Los agricultores, obligados a sacarse un carné para emplear fitosanitarios de profesionales

“Lo siento, pero si no tiene el carné de manipulador de fitosanitarios no le puedo vender el producto que me pide”. Es la frase con la que se han encontrado hortelanos , agricultores jubilados y aficionados al sector agrario cuando han ido a un establecimiento a comprar productos químicos (fitosanitarios) para prevenir o combatir las plagas de sus lechugas, tomates o peras. Desde el pasado 26 de noviembre, a raíz de una directiva de la Unión Europea, se exige que cualquier persona que vaya a utilizar fitosanitarios de uso profesional disponga de un carné de manipulador que acredite una formación apropiada. De este modo, sin carné solo se puede adquirir fitosanitarios comercializados en pequeños envases (medio litro) en los que suele figurar el lema “para uso doméstico” y que habitualmente son más caros ya que van gravados con el IVA normal (21%) frente al 10%. Carecer del citado documento implica exponerse a sanciones económicas, que pueden ir desde los 300 euros en adelante.

La normativa, que promueve un uso racional de estos productos en aras de proteger el medio ambiente, entró en vigor el pasado noviembre. Sin embargo, ha sido ahora, con la llegada de la primavera y el aumento de la actividad en el campo y en las huertas de recreo, cuando la demanda de carnés se ha disparado. Según datos del departamento de Desarrollo Rural, en todo el año 2015 se concedieron 2.791 carnés de manipulador de fitosanitarios. En lo que va de año -hasta primeros de junio- ya se han concedido 2.656 de acreditaciones, una cifra que supone el 95% de total de navarros que se sacaron el carné en todo el año pasado.

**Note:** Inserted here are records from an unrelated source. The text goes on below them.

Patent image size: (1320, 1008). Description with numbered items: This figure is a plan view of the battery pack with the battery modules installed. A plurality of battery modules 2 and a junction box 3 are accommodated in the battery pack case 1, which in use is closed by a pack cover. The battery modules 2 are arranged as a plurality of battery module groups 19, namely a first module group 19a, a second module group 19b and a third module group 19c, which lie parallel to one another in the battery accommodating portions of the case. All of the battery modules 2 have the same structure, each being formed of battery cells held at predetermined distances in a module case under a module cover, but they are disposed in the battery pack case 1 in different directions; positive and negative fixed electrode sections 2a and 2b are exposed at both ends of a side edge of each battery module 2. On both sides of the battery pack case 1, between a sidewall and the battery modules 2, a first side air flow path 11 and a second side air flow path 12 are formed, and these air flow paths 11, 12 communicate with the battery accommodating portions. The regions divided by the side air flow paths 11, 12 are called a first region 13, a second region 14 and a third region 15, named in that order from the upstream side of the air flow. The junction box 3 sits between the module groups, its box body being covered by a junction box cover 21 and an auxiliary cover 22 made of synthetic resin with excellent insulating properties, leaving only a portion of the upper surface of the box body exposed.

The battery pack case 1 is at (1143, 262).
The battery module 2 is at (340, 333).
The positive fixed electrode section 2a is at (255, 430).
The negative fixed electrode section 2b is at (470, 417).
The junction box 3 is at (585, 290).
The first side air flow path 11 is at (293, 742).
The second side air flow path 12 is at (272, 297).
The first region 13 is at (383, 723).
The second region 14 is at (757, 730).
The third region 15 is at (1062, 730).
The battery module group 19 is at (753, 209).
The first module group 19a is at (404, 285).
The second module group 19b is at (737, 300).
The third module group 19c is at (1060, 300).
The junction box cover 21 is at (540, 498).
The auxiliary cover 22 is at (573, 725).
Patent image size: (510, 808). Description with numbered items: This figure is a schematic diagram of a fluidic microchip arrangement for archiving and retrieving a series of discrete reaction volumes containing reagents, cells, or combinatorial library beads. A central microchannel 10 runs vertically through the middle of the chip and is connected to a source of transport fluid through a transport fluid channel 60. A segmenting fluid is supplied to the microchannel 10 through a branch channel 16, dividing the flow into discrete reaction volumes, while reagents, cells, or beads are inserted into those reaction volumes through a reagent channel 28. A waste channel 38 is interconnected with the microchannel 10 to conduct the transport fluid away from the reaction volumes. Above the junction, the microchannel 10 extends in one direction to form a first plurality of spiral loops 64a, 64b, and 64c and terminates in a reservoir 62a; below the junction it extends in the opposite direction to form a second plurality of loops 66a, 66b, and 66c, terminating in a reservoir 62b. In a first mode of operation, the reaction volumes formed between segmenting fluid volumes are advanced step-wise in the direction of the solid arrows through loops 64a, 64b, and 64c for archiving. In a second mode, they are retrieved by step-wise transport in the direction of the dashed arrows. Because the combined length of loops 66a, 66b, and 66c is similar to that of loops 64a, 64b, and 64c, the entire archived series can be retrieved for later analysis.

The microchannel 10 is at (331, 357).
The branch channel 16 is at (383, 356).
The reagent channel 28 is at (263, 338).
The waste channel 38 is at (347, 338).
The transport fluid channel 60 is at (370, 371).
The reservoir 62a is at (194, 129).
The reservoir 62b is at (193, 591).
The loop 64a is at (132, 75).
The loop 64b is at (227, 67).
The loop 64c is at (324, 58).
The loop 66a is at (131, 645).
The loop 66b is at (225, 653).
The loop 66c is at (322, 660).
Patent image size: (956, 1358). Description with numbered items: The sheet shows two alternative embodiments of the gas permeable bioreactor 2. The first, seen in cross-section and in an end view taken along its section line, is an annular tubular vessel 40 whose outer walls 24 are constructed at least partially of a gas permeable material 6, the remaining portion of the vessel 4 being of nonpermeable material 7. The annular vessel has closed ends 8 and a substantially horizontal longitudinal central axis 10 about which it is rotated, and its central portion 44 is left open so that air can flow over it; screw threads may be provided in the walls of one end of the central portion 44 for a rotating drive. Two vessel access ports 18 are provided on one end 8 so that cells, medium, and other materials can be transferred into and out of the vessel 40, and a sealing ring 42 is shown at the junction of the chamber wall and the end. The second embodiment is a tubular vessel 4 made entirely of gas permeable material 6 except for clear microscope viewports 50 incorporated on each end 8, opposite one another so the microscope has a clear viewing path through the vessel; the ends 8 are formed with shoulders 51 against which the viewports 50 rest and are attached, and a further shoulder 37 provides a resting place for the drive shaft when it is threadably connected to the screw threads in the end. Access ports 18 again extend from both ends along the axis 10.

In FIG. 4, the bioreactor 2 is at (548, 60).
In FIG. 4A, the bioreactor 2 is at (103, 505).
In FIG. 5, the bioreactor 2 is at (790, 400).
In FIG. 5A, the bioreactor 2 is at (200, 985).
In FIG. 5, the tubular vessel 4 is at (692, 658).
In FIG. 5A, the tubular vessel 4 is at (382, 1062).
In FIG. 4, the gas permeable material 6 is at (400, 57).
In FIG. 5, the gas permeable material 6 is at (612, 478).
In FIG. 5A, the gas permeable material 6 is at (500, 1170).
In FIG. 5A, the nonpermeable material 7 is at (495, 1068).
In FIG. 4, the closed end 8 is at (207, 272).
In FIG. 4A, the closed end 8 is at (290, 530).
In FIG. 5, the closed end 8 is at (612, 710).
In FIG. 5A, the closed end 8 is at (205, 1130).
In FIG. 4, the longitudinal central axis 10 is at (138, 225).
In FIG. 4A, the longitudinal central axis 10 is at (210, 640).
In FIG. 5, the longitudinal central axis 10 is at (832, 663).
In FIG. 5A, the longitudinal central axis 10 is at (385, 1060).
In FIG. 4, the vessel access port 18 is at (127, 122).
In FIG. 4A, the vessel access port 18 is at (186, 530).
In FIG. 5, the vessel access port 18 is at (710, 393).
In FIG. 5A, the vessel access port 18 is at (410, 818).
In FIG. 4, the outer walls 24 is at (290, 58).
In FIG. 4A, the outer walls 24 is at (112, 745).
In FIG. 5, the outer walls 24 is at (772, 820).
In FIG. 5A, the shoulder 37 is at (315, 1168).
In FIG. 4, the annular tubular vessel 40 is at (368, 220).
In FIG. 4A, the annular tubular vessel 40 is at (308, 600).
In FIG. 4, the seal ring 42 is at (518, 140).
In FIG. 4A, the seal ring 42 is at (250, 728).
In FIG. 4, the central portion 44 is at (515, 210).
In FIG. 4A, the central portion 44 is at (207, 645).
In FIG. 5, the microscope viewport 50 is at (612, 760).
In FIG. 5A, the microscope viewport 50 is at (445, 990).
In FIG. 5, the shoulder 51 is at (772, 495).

EL PROFESIONAL, YA FORMADO
Los agricultores profesionales hace dos décadas que vienen realizado cursos para asegurar un buen manejo de los productos químicos. “Los que viven del campo están súper concienciados: usan las mascarillas, no tiran los envases a cualquier sitio, saben dosificar, etc. En las cooperativas y en los sindicatos hay profesionales que llevan años asesorándoles. Con la nueva normativa han tenido que renovar y actualizar la formación que ya tenían. La directiva se traspuso en 2012 y, desde el año 2014, se han ido sacando el nuevo carné. Ahora, es cuando estamos observando que hay mucha demanda de la acreditación del curso básico, generalmente para huertas de recreo y un porcentaje muy pequeño por desconocimiento, porque cree que es obligatorio para usar cualquier producto. Por ejemplo, hay gente a la que le han dicho que no puede comprar sin el carné. Y no es así. Pueden comprar los de uso doméstico”, comenta el técnico de UAGN- Fundagro, Eduardo Burgui.

HUERTAS DE RECREO
Así, el problema se ha localizado entre aquellos que desarrollan la agricultura a tiempo parcial o como afición y cuentan con una huerta para autoconsumo. La organización profesional UAGN-Fundagro es una de las siete acreditadas en Navarra para realizar cursos. En concreto, ha impartido 190 cursos por toda Navarra con un total de unos 4.300 alumnos (entre adaptaciones, básicos y cualificados). “Al principio, eran casi todas las formaciones de cursos cualificados y ahora, las formaciones que nos piden son básicas y dirigidas para personas con huertas de recreo, aunque esto no implica que no comercialicen su cosecha, como por ejemplo una persona con un campo de olivas que lleva a un trujal”, detalla el técnico de UAGN. Eduardo Burgui estima que de los 4.300 alumnos, unos 3.300 son profesionales (agricultores y técnicos de venta-comercialización) y el resto, unos 1.000 alumnos, querían el curso para poder usar productos de profesionales en huertas de recreo.

Desde UAGN se considera que la formación “siempre viene bien” y “nunca está de más”. Explican que se imparten conceptos técnicos en plagas, tecnología de aplicación, maquinaria, medio ambiente, alternativas no químicas, trazabilidad alimentaria, gestión del cuaderno de explotaciones, prevención de riesgos laborales , así como primeros auxilios.